Wie oft hab ich mich schon mühsam durch die Google-Ergebnisliste geackert, wenn der Tatel mir mal wieder eine langweilige Rechercheaufgabe gegeben hat! Und oft hab ich noch nicht mal das gefunden, was ich eigentlich gesucht hatte. Heute hab ich dann im E-Learning Kapitel 5 gelernt, dass es sich auch lohnt über Twitter, Youtube und andere soziale Medien zu suchen. Dabei dachte ich immer, Google ist für Recherchen das einzig Wahre. Aber, wie ich jetzt weiß, zeigt Google mir bei meiner Suche die relevantesten Ergebnisse zuerst an. Die Relevanz eines Beitrags bemisst sich irgendwie über den Suchindex. Der Suchindex besteht aus beschreibenden Informationen, die Google für jede Seite in seiner Datenbank hinterlegt. Als Unternehmen könnte ich über eine Suchmaschinenoptimierung meine Ranking-Position bei Google verbessern. Jaja, mit Geld kann man sich scheinbar alles kaufen.

 

Twitter ist dagegen ein Kurznachrichtendienst. Schon irgendwie ein lustiges Wort, auf Deutsch heißt das „Gezwitscher“. Jeder, der dort ein Profil hat, kann Kurznachrichten von maximal 140 Zeichen veröffentlichen. Vielleicht sollte ich mir da auch mal ein Profil anlegen!

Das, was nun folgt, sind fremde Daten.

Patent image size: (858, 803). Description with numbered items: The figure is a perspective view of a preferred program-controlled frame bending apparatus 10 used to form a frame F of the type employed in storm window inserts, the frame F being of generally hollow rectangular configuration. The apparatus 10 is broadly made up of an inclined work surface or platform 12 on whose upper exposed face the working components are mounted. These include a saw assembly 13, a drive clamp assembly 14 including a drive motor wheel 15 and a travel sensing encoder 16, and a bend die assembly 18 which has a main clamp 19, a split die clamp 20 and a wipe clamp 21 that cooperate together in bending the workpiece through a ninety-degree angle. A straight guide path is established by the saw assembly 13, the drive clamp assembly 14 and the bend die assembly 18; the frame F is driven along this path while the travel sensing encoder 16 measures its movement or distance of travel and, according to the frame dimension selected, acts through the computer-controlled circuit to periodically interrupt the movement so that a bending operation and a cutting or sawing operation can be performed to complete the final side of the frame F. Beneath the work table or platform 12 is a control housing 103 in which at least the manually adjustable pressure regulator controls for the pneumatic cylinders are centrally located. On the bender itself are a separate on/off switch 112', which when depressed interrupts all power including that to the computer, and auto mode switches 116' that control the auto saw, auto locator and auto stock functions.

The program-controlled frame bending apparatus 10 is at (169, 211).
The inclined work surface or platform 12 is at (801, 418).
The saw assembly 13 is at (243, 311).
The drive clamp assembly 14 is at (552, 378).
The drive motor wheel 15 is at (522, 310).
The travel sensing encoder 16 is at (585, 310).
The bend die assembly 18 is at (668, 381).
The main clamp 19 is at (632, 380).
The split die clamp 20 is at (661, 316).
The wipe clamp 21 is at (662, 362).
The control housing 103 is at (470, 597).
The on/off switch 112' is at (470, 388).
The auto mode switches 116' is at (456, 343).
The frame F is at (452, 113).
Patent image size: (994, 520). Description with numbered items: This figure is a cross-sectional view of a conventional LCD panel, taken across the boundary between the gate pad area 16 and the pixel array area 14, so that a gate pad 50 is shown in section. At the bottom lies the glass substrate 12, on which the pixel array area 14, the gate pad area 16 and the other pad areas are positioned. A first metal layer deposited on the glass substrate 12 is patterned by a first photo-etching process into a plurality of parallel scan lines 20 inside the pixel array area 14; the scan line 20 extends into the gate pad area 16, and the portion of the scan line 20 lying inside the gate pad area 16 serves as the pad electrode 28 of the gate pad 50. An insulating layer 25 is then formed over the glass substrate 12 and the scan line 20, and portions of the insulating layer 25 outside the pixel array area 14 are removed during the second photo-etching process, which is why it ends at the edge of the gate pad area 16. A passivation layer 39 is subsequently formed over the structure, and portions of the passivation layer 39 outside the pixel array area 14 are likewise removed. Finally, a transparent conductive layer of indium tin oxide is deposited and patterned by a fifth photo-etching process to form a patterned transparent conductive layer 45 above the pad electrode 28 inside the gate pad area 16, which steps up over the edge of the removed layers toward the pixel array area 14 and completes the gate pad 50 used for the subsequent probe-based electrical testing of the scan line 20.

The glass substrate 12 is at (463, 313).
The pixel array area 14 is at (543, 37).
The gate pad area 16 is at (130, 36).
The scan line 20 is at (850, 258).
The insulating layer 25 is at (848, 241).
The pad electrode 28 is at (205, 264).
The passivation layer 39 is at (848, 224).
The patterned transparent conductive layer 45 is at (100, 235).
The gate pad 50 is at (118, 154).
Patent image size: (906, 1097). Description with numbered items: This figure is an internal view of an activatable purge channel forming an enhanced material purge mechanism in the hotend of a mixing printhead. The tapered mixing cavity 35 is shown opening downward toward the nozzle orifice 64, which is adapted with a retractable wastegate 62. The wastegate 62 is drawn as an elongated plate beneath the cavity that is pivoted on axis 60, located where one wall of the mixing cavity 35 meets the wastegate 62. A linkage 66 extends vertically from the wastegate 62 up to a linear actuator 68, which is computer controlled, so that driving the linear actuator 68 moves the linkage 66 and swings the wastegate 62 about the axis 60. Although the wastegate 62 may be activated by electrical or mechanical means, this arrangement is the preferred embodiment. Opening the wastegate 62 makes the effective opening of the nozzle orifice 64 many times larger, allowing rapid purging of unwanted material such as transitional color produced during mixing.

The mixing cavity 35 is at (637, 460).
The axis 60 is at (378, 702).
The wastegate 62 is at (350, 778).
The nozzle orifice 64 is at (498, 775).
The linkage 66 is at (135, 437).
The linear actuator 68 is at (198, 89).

Doch man kann auch ohne ein eigenes Profil auf Twitter suchen. Der Vorteil im Gegensatz zu Google besteht darin, dass die Nutzer häufig nicht nur Informationen verbreiten, sondern diese auch gleich noch bewerten. So kann ich viel besser beurteilen, was für mich interessant sein könnte und was nicht. Auch Youtube eignet sich super, wenn ich gerne wissen würde, wie gut oder schlecht eine Information ist. Anja hat mir bisher nur erzählt, dass man da Videos anschauen kann. Aber wenn ich beispielsweise nach einem geeigneten Programm suche, können mir die Bewertungen und Kommentare der Anwendungsvideos von Nutzern auf Youtube bei meiner Entscheidung weiterhelfen. Die Anzahl der Aufrufe zeigt mir außerdem, wie relevant ein Video ist. Ich werde das bei meiner nächsten Rechercheaufgabe gleich mal ausprobieren!

 

 

In Kapitel 5 ging es dann auch noch um Social Book-Marking-Dienste und die RSS-Funktion. Irgendwie kann man mit der RSS-Funktion Seiten abonnieren. Im Feed-Reader kann ich dann sehen, was auf meinen abonnierten Seiten neu veröffentlicht wurde. Was genau ein Feed-Reader ist, habe ich auf Wikipedia nachgelesen ((http://de.wikipedia.org/wiki/Feedreader)). So muss ich dann nicht ständig auf die Seite, die ich beobachten will klicken und schauen was es Neues gibt. Diese Social Book-Marking-Dienste sind Online-Dienste, bei denen ich Lesezeichen speichern kann. Im Gegensatz zu meinen Lesezeichen in meinem Browser kann ich die dann von jedem Rechner aus abrufen. Für mich klingt das alles ein bisschen kompliziert. Ich muss mal meinen Kollegen fragen, ob ich das denn überhaupt brauche.